Четверо на вершине холма посмотрели на раскинувшиеся в высокой траве тела, и один из них коротко хохотнул:
— Как шел!
— Что ж ты его поближе не подпустил? Испугался? — спросил арбалетчика мрачный бородач с огромным топором за спиной.
— Я стрелок! Запомни это, Черный. Мне вовсе не обязательно подпускать цель вплотную, чтобы продемонстрировать свое мастерство. — Говоривший перезарядил арбалет. — Для ближнего боя у нас есть такая дубина, как ты.
— Гоблин и человек. Странный союз, — задумчиво проговорил высокий блондин, опирающийся на двуручный меч. Он единственный из компании не носил шлем, лишь тонкий серебряный обруч охватывал его лоб.
— Новорожденный, — пренебрежительно сказал бородач с топором. — Что с него взять?
— Потренировались, и то хорошо. — Арбалетчик закинул свое оружие за плечи и осведомился: — Ну, что, пойдем или как?
Четвертый человек, худой, долговязый, со страшными шрамами на лице, молча кивнул и стал спускаться с холма к грунтовой дороге. Его спутники мгновение помедлили, решая про себя, идти вслед за ним или стоит обыскать трупы. Чувство товарищества победило, и отставшие бросились догонять долговязого молчуна.
Вскоре вся дружная четверка, загребая подкованными башмаками серую дорожную пыль, скрылась за горизонтом.
Глава 5
— Заходи, — сказал Александр, открыв дверь.
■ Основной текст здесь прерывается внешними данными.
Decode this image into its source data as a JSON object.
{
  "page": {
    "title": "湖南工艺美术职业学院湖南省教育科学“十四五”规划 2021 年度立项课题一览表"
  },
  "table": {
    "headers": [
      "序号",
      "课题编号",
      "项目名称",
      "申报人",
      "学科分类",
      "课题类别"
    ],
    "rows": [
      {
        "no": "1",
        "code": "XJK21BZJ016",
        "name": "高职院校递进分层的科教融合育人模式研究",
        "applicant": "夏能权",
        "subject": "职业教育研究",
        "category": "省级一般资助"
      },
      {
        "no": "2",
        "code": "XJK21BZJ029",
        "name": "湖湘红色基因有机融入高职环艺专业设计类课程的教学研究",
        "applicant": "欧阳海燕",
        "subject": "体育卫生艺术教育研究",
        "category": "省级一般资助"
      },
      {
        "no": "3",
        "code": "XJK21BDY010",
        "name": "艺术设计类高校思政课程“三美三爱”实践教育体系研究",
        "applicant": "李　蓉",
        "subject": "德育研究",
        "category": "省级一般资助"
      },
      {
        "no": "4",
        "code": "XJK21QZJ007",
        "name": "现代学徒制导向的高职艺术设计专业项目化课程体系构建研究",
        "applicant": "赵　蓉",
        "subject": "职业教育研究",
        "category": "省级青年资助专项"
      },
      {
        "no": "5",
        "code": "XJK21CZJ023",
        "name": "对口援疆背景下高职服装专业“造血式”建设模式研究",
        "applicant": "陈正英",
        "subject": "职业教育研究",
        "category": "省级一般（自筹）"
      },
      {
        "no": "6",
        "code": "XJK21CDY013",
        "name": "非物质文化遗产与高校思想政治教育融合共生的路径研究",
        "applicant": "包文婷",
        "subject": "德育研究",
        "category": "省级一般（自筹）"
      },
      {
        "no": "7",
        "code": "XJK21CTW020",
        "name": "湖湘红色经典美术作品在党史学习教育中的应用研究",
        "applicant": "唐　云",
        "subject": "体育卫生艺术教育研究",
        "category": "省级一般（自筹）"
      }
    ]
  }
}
Он выглянул на лестничную площадку и спросил: — Один?
— Один, — ответил Глеб и вошел в квартиру.
— Это хорошо. А то я почти голый. И одеть нечего — все в стирке. — Александр, босой, в трусах до колен и в мятой майке навыпуск, хлопнул дверью.
— Пожрать принес? — осведомился он, хищно глядя на пластиковый пакет в руках Глеба.
— Принес.
Они прошли на кухню.
— О делах потом, — предупредил Александр, бесцеремонно вываливая содержимое пакета на стол. — Сперва перекусим. — Он оглядел гору продуктов и спросил: — А ты что, разбогател?